The fourth century was one of the heydays for heterodox anathemas.  Folks were making up rules all over the place about who could be what level of Christian.  One of my favorites was an attempt to block the ambitions of a man named Novatian: since he had gotten a deathbed baptism before his catechism was complete, he was told he could not have the rest of the sacraments.  He asked how then he was to receive the Holy Spirit.  Good question, right?  Apparently they relented and permitted other sacraments, excepting of course Holy Orders.  Can you imagine ordaining someone who had been granted a deathbed baptism and then didn't even have the decency to die?


Novatian was, of course, ordained, and like so many other leaders in the Church at the time, he campaigned for orthodoxy based on his own theology.  He scrapped with a man named Cornelius over who was the legitimate pope.  Cornelius won, but Novatian stuck to his claims (becoming the second anti-pope) and divided the faithful.
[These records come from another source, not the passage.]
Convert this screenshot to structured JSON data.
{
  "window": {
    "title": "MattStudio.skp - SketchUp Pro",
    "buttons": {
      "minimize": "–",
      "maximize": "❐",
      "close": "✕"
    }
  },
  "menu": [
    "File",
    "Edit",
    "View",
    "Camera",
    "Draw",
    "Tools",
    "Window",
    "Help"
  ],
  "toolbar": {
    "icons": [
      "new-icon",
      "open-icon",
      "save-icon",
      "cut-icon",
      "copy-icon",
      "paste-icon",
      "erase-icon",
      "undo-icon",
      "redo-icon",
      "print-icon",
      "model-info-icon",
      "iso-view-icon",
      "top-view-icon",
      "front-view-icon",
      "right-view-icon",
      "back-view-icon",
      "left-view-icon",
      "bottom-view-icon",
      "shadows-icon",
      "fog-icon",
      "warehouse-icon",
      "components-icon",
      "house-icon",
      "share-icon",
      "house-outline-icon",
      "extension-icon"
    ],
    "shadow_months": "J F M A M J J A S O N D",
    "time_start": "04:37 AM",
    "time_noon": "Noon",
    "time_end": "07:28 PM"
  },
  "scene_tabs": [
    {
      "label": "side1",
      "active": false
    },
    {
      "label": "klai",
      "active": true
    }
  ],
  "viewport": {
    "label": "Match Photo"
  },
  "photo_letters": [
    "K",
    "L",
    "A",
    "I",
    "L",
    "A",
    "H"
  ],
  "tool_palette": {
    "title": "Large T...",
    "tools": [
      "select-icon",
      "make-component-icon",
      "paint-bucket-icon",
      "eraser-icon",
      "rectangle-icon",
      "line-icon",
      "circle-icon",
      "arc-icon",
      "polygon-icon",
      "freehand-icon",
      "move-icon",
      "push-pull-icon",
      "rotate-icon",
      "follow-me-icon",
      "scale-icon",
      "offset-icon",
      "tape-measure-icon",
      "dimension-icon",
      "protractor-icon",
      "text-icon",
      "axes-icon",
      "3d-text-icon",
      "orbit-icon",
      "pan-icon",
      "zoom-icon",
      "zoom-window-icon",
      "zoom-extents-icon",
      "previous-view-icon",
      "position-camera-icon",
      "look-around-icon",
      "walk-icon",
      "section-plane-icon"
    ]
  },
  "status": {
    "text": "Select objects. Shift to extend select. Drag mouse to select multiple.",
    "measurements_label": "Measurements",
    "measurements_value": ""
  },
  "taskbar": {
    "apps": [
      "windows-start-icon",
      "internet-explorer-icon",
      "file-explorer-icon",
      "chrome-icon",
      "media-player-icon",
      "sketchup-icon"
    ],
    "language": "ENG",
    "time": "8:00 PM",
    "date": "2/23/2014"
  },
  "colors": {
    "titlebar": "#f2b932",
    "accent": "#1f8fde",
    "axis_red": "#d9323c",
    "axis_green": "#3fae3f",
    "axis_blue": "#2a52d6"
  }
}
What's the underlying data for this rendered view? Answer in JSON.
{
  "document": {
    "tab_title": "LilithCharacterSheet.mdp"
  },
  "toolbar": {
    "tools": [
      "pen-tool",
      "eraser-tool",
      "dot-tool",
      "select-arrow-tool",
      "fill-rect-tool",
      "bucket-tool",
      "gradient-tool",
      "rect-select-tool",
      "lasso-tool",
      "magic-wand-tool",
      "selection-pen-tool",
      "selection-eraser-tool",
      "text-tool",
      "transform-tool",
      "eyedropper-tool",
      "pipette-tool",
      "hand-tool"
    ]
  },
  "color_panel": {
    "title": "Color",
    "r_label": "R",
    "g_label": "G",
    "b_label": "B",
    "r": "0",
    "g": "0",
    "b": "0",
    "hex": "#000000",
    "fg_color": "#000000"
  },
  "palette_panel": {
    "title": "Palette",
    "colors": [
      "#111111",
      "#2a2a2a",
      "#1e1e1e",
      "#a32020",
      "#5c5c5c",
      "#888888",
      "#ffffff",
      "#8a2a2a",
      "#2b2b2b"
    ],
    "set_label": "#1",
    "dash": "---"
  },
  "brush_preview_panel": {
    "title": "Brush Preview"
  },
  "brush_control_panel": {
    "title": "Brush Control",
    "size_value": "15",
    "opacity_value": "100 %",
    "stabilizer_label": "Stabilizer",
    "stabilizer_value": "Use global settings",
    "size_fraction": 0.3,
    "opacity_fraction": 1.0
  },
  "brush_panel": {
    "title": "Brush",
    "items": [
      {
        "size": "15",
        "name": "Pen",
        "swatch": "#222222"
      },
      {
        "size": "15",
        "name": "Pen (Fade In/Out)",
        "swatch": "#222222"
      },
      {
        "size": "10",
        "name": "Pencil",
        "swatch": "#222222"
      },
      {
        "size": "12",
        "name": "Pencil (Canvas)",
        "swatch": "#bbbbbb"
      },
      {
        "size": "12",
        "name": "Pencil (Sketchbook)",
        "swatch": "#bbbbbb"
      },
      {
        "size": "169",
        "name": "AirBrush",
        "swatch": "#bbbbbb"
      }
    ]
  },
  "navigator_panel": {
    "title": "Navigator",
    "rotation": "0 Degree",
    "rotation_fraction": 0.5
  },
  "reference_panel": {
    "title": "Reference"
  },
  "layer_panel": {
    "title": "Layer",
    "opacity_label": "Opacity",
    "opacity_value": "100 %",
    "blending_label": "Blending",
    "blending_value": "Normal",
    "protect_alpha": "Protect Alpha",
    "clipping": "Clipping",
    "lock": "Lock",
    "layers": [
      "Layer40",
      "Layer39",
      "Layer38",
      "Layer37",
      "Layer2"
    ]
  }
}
None of this has much to do with Hypatius yet, except that as bishop of Gangra he was a staunch supporter of what we've come to understand as fourth century orthodoxy.  After defending the faith at the Council of Nicea, he was attacked by Novatianists on the way back to Gangra.  They beat him senseless and threw his body into a swamp.  Then a woman in the group hurled a stone at his head, inflicting the coup de grace.

Surely a woman who kills a saint must be possessed by a demon.  And just as surely, that demon will turn on its host.  The woman began to strike herself, and did not stop until the saint's body was recovered and properly buried.  Only when her family took her to the saint's grave did the demon leave her.  His grave, and later his exhumed relics, continued to provide miracles of healing. 

The picture above shows the saint happily on his way home.  Then it shows the dragon that he dispatched for Emperor Constantius, thus providing access to a treasure hoard.  Finally it shows him on the ground, about to be skull-split by a stone-chucking Novatianist woman.